Un voile que ces temps-ci on a tendance, à bas bruit, à laisser glisser, découvrant une mèche de cheveux quand d’autres refusent carrément de se couvrir les cheveux une manière de résister malgré les risques d’arrestation, de confiscation de biens ou de perte d’emploi quand ce n’est pas l’hôpital psychiatrique qui attend ces Iraniennes courageuses. 

On a même vu en novembre dernier, une jeune femme déambulant calmement devant le campus d’une université de Téhéran en sous-vêtements, longs cheveux au vent, devant des agents de sécurité chargés de veiller à la bonne tenue des étudiants et sidérés.
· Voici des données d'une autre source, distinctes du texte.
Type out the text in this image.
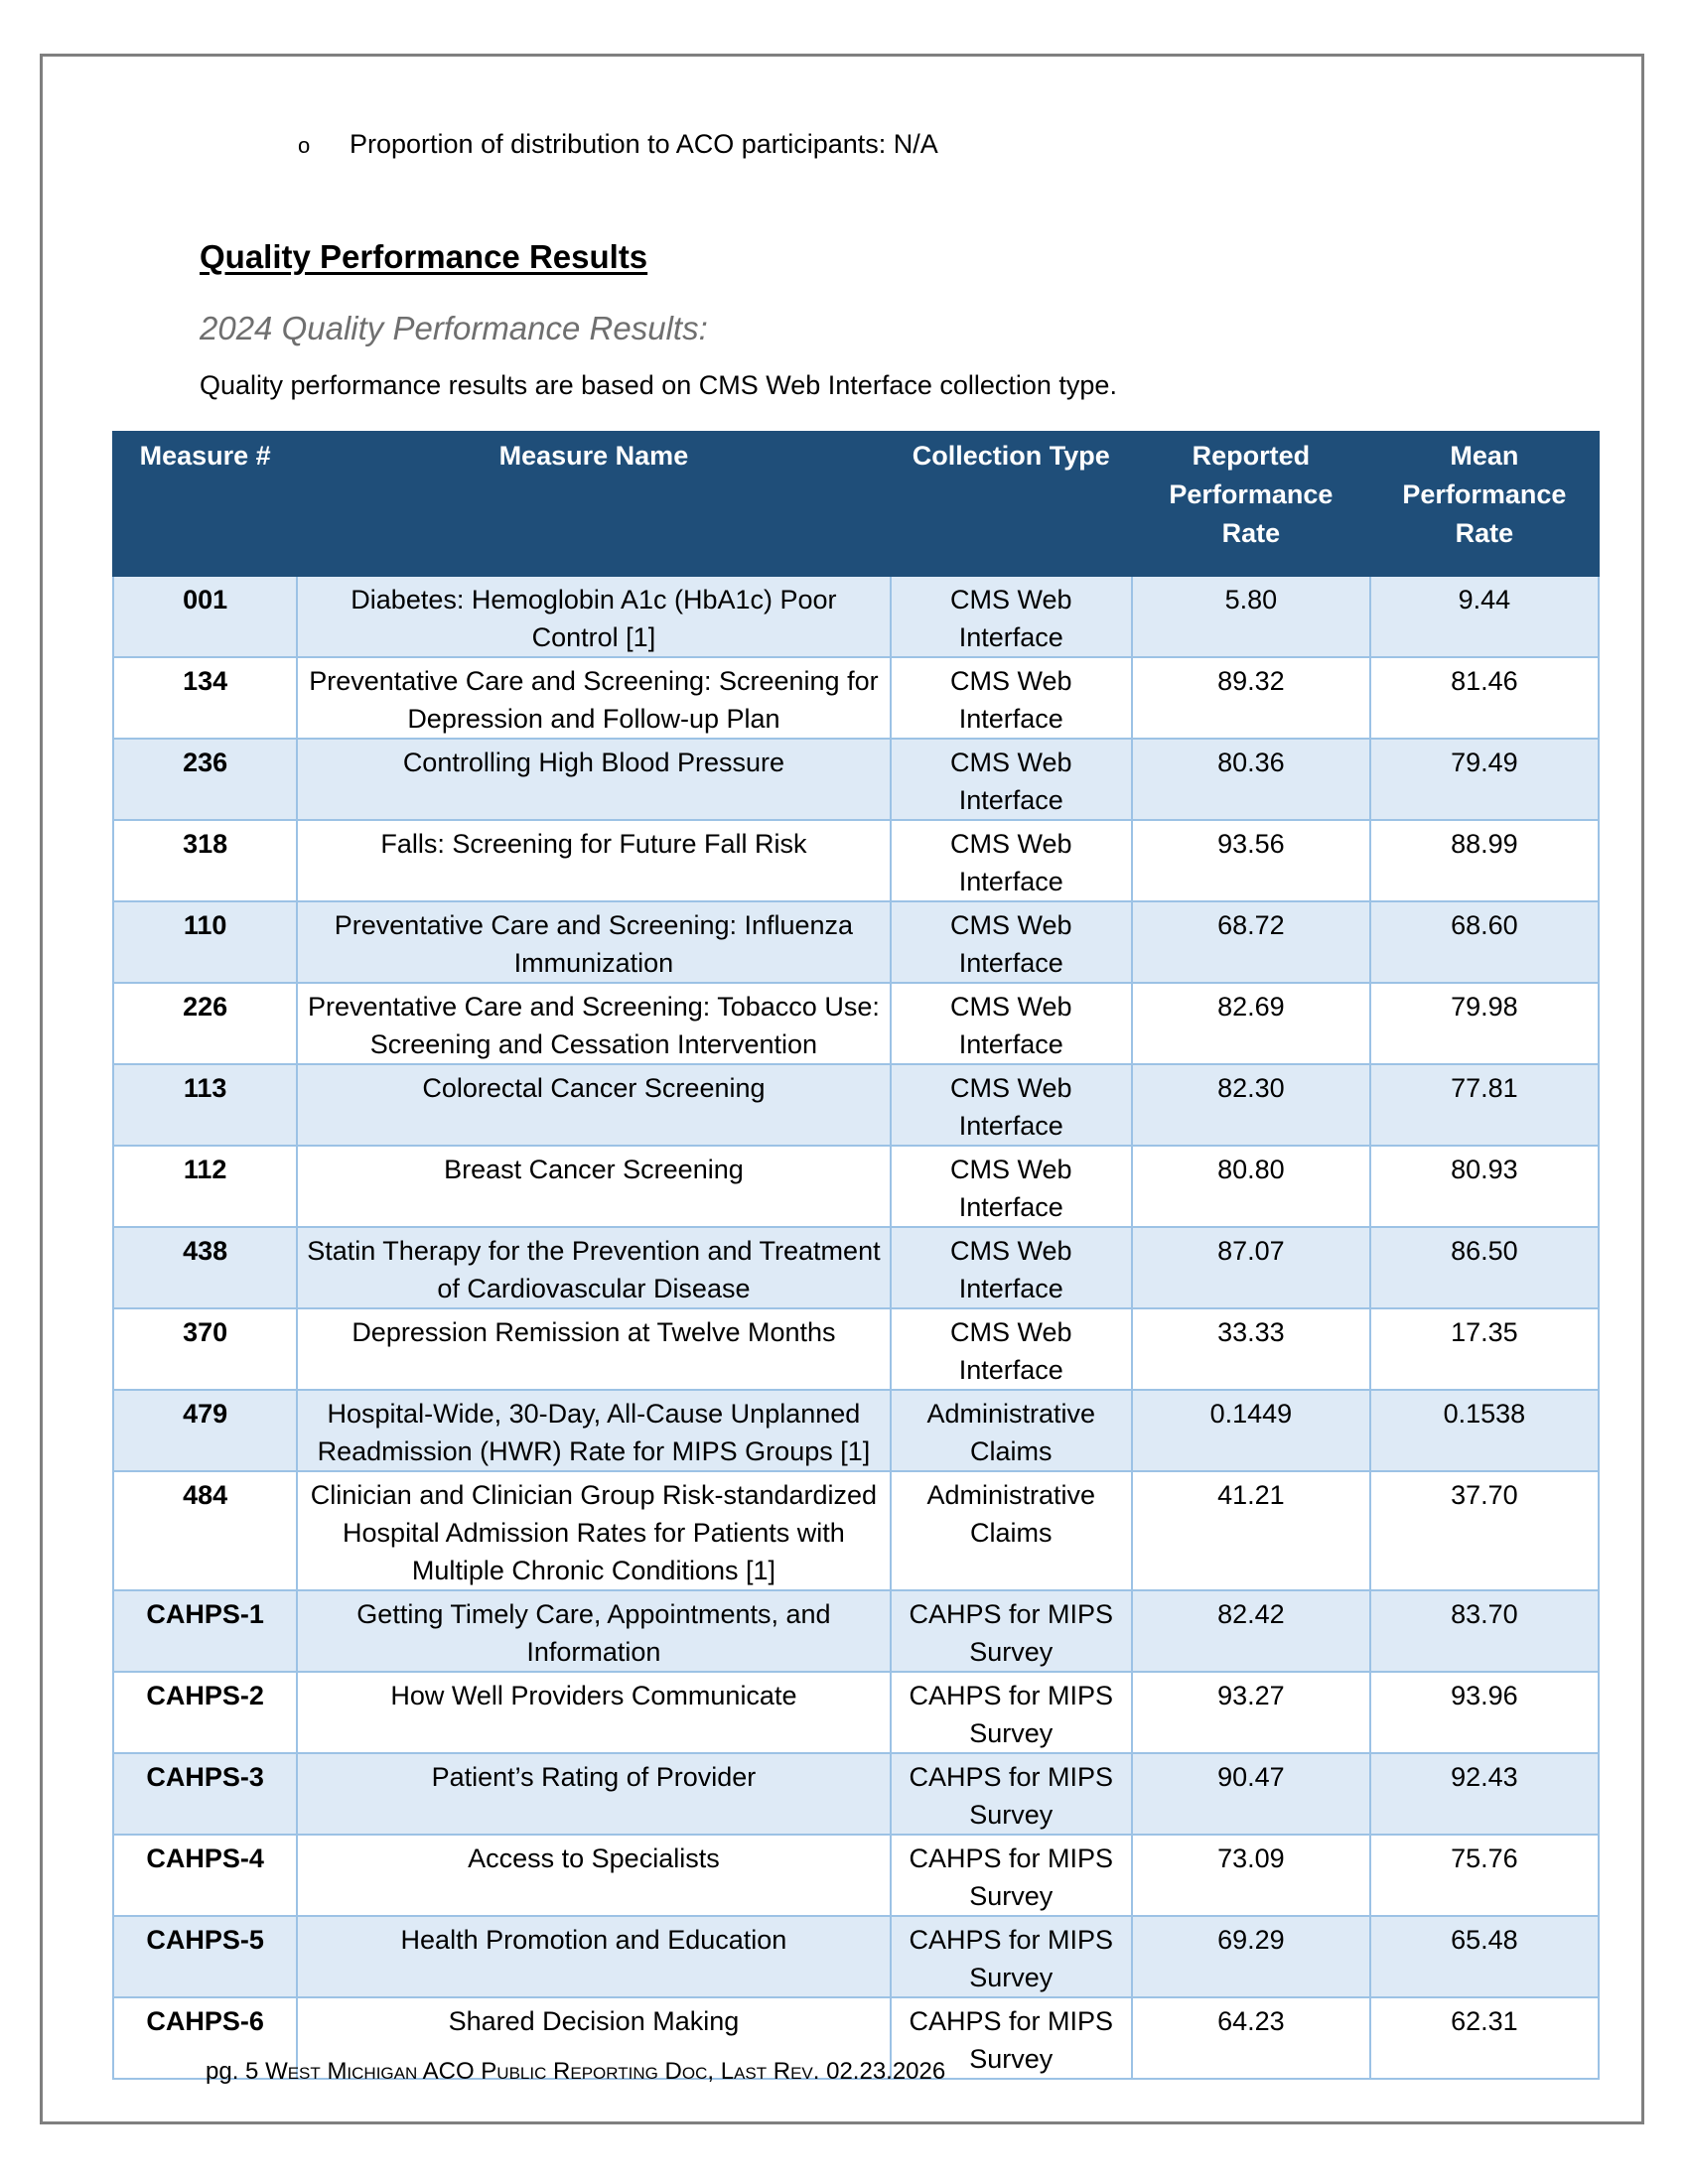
o Proportion of distribution to ACO participants: N/A
Quality Performance Results
2024 Quality Performance Results:
Quality performance results are based on CMS Web Interface collection type.
Measure #	Measure Name	Collection Type	Reported Performance Rate	Mean Performance Rate
001	Diabetes: Hemoglobin A1c (HbA1c) Poor Control [1]	CMS Web Interface	5.80	9.44
134	Preventative Care and Screening: Screening for Depression and Follow-up Plan	CMS Web Interface	89.32	81.46
236	Controlling High Blood Pressure	CMS Web Interface	80.36	79.49
318	Falls: Screening for Future Fall Risk	CMS Web Interface	93.56	88.99
110	Preventative Care and Screening: Influenza Immunization	CMS Web Interface	68.72	68.60
226	Preventative Care and Screening: Tobacco Use: Screening and Cessation Intervention	CMS Web Interface	82.69	79.98
113	Colorectal Cancer Screening	CMS Web Interface	82.30	77.81
112	Breast Cancer Screening	CMS Web Interface	80.80	80.93
438	Statin Therapy for the Prevention and Treatment of Cardiovascular Disease	CMS Web Interface	87.07	86.50
370	Depression Remission at Twelve Months	CMS Web Interface	33.33	17.35
479	Hospital-Wide, 30-Day, All-Cause Unplanned Readmission (HWR) Rate for MIPS Groups [1]	Administrative Claims	0.1449	0.1538
484	Clinician and Clinician Group Risk-standardized Hospital Admission Rates for Patients with Multiple Chronic Conditions [1]	Administrative Claims	41.21	37.70
CAHPS-1	Getting Timely Care, Appointments, and Information	CAHPS for MIPS Survey	82.42	83.70
CAHPS-2	How Well Providers Communicate	CAHPS for MIPS Survey	93.27	93.96
CAHPS-3	Patient’s Rating of Provider	CAHPS for MIPS Survey	90.47	92.43
CAHPS-4	Access to Specialists	CAHPS for MIPS Survey	73.09	75.76
CAHPS-5	Health Promotion and Education	CAHPS for MIPS Survey	69.29	65.48
CAHPS-6	Shared Decision Making	CAHPS for MIPS Survey	64.23	62.31
pg. 5 West Michigan ACO Public Reporting Doc, Last Rev. 02.23.2026
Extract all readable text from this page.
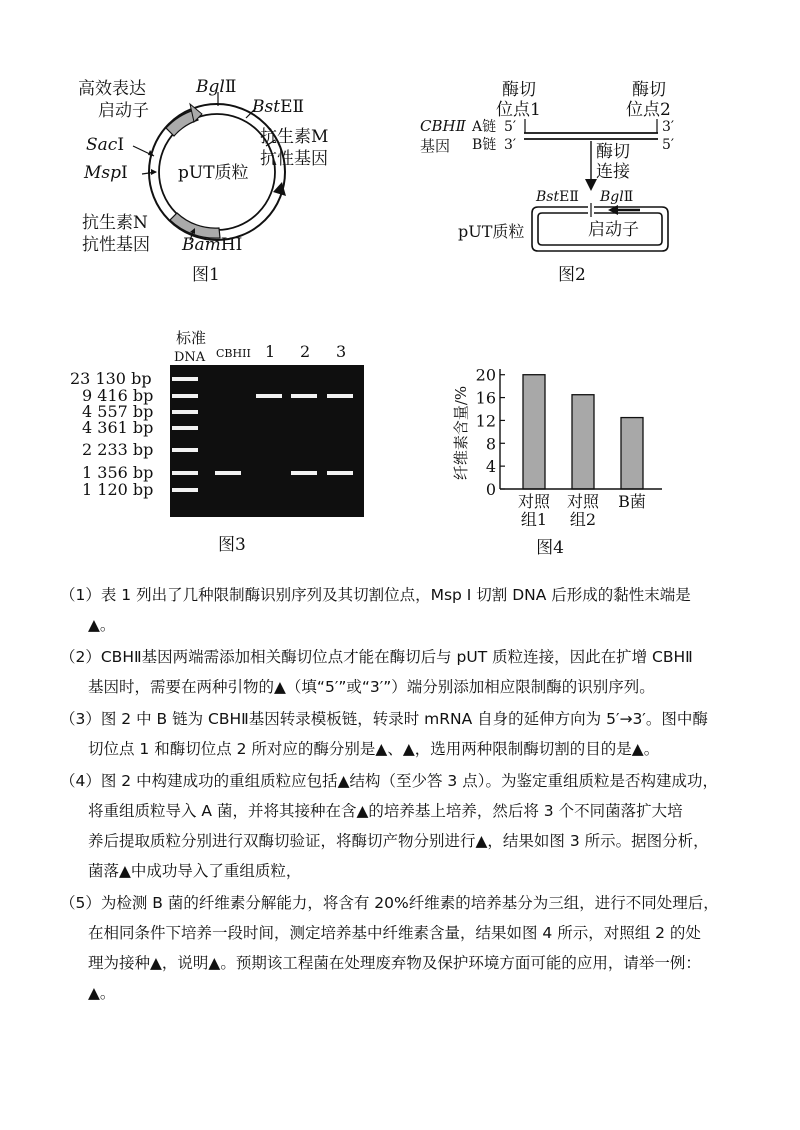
高效表达
启动子
BglⅡ
BstEⅡ
抗生素M
抗性基因
SacⅠ
MspⅠ	pUT质粒
抗生素N
抗性基因 BamHⅠ
图1
酶切
位点1
酶切
位点2
CBHⅡ
基因
A链
B链
5′
3′
3′
5′
酶切
连接
BstEⅡ BglⅡ
pUT质粒	启动子
图2
标准
DNA CBHII 1 2 3
23 130 bp
9 416 bp
4 557 bp
4 361 bp
2 233 bp
1 356 bp
1 120 bp
图3
纤维素含量/%
0
4
8
12
16
20
对照
组1
对照
组2
B菌
图4
（1）表 1 列出了几种限制酶识别序列及其切割位点，Msp Ⅰ 切割 DNA 后形成的黏性末端是
▲。
（2）CBHⅡ基因两端需添加相关酶切位点才能在酶切后与 pUT 质粒连接，因此在扩增 CBHⅡ
基因时，需要在两种引物的▲（填“5′”或“3′”）端分别添加相应限制酶的识别序列。
（3）图 2 中 B 链为 CBHⅡ基因转录模板链，转录时 mRNA 自身的延伸方向为 5′→3′。图中酶
切位点 1 和酶切位点 2 所对应的酶分别是▲、▲，选用两种限制酶切割的目的是▲。
（4）图 2 中构建成功的重组质粒应包括▲结构（至少答 3 点）。为鉴定重组质粒是否构建成功，
将重组质粒导入 A 菌，并将其接种在含▲的培养基上培养，然后将 3 个不同菌落扩大培
养后提取质粒分别进行双酶切验证，将酶切产物分别进行▲，结果如图 3 所示。据图分析，
菌落▲中成功导入了重组质粒，
（5）为检测 B 菌的纤维素分解能力，将含有 20%纤维素的培养基分为三组，进行不同处理后，
在相同条件下培养一段时间，测定培养基中纤维素含量，结果如图 4 所示，对照组 2 的处
理为接种▲，说明▲。预期该工程菌在处理废弃物及保护环境方面可能的应用，请举一例：
▲。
On ne sait quel sort lui a été réservé mais il semble qu’elle ait eu maille à partir avec des agents de sécurité de l’université pour ses vêtements « insuffisamment islamiques ». On ne sait plus rien d’elle mais des médias iraniens suggéraient qu’elle aurait été placée en centre psychiatrique. Car il faut être folle, aux yeux du pouvoir, pour vouloir incarner la lutte des femmes iraniennes et leur détermination à se réapproprier leur corps et leur liberté. 

Aux dernières nouvelles, « une partie du pouvoir iranien semble s’être résignée à un pragmatisme limité et temporaire », remarque Le Mondele 23 avril. « Ainsi la loi sur la ‘chasteté et le hijab’ adoptée par le Parlement à l’automne 2024 prévoyant des peines sévères contre les femmes mal voilées a été suspendue par crainte qu’elle ne provoque une polarisation et n’affaiblisse le régime. » 

Mais le régime est déjà bien affaibli sur le plan international et intérieur. Et beaucoup, dont nombre de femmes, attendent la disparition du Guide suprême et la naissance d’un pays apaisé.